Nad Al Sheba () is a locality in Dubai, United Arab Emirates (UAE). Situated south of the Dubai Creek, Nad Al Sheba is best known for its racecourse, the Nad Al Sheba Racecourse, which hosted the Dubai World Cup annually until 2009.

Organisation of locality 
Nad Al Sheba comprises four sub-communities:
 Nad Al Sheba 1
 Nad Al Sheba 2
 Nad Al Sheba 3
 Nad Al Sheba 4

The housing was built by Nakheel Properties and includes over 1,500 mediterranean and moroccan styled villas with four and five bedrooms.
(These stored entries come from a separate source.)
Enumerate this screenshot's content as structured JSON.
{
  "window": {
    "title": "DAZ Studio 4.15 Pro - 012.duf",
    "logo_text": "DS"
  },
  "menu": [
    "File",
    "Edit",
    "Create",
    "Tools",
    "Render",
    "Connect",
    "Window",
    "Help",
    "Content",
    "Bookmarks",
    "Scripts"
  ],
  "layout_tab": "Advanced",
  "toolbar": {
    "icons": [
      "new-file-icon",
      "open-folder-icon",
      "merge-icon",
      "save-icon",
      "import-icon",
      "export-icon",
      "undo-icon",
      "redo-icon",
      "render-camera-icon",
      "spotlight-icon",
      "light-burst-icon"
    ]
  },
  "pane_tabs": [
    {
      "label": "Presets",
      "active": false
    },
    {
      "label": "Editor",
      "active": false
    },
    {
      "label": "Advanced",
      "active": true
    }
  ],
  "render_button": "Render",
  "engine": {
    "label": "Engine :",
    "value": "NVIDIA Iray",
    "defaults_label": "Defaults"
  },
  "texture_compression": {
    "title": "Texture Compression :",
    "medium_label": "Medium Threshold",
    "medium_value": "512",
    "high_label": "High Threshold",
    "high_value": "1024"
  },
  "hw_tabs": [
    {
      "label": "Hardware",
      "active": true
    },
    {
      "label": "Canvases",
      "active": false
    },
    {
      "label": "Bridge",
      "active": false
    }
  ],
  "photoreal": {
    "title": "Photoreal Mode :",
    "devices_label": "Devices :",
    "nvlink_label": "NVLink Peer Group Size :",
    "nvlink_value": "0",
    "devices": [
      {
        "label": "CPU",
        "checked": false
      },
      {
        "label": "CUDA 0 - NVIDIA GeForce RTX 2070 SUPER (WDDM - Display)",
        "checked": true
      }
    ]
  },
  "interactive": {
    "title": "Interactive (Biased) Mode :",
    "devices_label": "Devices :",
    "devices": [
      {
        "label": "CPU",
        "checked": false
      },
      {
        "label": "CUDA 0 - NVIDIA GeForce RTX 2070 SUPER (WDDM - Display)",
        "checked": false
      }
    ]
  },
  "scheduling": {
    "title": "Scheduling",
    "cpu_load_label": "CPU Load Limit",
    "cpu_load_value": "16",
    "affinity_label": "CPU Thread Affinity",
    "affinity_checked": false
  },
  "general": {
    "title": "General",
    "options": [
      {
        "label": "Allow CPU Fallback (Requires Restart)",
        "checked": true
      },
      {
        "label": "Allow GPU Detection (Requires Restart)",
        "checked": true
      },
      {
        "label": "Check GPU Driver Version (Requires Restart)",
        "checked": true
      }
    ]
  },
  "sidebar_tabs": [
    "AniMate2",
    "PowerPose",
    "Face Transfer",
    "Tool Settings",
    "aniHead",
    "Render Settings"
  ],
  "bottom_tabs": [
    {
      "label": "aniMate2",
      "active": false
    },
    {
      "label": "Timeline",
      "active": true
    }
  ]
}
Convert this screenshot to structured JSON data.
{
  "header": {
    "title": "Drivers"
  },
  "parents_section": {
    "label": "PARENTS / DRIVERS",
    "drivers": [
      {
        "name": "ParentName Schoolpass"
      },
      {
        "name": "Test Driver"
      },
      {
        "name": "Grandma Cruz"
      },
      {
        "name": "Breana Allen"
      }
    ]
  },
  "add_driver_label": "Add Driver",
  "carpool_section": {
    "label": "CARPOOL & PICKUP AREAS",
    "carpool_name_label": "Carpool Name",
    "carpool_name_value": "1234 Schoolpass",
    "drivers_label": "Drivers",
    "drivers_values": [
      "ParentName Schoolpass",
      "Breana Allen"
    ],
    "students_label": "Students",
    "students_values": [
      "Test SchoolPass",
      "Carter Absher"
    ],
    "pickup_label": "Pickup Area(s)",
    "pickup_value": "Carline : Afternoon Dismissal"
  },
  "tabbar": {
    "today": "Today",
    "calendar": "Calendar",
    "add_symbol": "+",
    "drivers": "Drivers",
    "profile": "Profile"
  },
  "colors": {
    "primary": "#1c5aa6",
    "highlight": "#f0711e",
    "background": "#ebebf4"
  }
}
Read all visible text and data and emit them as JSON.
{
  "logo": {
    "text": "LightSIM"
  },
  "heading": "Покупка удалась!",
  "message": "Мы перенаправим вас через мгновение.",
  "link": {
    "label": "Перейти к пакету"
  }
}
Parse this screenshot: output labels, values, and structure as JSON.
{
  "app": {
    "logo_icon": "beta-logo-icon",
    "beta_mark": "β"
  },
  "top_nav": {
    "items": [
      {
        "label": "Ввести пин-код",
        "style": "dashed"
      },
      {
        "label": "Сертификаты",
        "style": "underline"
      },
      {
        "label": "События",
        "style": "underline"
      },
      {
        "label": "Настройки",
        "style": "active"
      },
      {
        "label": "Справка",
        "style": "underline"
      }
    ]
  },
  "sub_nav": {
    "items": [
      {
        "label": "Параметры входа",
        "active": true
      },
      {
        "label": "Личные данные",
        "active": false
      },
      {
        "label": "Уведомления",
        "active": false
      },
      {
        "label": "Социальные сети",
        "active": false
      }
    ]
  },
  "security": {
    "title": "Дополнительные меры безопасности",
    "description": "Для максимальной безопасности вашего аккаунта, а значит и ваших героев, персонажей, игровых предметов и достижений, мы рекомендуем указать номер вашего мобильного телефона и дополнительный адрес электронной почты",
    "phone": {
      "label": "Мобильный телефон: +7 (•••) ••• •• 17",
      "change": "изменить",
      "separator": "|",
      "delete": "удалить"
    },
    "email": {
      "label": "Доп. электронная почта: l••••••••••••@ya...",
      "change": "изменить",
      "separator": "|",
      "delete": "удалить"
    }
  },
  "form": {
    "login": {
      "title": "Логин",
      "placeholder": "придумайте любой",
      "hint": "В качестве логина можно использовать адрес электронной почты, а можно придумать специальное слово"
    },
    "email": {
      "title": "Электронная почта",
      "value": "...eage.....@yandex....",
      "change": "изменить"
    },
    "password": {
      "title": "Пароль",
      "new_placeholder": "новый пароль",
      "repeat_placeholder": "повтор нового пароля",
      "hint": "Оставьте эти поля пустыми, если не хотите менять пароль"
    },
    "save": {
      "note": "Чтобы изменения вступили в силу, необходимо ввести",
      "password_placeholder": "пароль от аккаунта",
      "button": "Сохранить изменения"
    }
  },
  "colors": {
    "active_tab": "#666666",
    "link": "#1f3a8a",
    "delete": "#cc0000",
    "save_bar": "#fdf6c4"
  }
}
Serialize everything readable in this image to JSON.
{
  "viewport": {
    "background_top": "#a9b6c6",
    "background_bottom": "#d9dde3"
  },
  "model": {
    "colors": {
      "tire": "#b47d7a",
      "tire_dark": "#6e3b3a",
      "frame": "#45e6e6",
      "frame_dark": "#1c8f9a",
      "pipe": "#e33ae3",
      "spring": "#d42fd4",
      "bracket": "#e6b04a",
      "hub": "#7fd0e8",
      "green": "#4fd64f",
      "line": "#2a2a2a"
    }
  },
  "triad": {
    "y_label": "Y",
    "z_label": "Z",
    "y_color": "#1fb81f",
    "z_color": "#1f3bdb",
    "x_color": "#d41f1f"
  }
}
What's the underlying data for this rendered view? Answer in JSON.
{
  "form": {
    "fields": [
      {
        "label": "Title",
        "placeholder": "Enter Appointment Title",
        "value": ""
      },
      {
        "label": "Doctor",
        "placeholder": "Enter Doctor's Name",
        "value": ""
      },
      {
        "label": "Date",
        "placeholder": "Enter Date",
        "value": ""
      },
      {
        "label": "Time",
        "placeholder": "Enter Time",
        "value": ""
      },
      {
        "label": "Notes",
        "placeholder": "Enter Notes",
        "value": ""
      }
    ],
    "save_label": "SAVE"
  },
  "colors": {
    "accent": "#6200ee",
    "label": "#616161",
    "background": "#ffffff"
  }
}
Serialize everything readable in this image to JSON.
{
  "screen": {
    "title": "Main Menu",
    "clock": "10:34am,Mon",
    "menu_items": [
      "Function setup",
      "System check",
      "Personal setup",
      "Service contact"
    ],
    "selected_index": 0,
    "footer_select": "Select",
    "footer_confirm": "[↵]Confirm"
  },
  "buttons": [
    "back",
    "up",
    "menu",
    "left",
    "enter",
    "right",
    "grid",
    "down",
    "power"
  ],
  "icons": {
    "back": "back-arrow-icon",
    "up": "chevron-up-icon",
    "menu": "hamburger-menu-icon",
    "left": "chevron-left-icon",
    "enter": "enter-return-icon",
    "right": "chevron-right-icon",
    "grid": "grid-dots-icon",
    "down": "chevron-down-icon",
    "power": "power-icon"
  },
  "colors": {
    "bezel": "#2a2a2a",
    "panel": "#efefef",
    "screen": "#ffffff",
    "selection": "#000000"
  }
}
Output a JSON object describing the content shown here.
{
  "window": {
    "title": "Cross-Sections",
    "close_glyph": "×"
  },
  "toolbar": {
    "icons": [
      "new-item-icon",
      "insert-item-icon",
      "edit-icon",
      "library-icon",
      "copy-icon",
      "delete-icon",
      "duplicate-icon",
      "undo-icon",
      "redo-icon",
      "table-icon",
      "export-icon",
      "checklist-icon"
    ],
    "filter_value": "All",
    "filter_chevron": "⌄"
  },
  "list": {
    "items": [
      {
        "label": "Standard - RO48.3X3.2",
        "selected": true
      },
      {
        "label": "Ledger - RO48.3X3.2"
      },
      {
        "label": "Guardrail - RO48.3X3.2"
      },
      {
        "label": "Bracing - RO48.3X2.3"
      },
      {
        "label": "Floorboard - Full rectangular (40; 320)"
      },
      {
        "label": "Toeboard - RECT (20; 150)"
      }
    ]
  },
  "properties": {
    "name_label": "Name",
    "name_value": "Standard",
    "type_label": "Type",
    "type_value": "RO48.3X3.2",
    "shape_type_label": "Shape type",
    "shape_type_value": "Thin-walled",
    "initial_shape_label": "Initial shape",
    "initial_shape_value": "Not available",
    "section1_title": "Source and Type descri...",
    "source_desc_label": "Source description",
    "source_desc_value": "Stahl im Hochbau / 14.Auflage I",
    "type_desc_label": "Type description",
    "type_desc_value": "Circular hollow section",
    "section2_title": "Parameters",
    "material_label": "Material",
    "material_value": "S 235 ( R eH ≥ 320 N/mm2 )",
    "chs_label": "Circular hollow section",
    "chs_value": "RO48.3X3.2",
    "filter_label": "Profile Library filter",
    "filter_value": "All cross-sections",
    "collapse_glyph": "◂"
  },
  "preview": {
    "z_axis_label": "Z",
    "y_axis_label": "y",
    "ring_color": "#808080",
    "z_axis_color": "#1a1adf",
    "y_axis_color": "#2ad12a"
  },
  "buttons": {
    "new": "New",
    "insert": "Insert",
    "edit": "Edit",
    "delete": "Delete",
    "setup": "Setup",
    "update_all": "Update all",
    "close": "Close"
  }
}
Community facilities include a five kilometre cycling and running track, a community clubhouse, a restaurant, a sports center, a swimming pool and a gymnasium. A shopping mall us under construction.

The racecourse is located in Nad Al Sheba 1, while the stables that bred racehorses such as Dubai Millennium and Essence of Dubai are located in Nad Al Sheba 2.  The Nad Al Sheba palace of Hamdan bin Mohammed bin Rashid Al Maktoum is located in Nad Al Sheba 1.

Nad Al Sheba is bordered to the north by Al Markada, Bu Kadra and Ras Al Khor Industrial Areas, and to the west by Al Quoz.

Notable events 
On 3 September 2010, UPS Airlines Flight 6 crashed near the camp, killing both the crew members.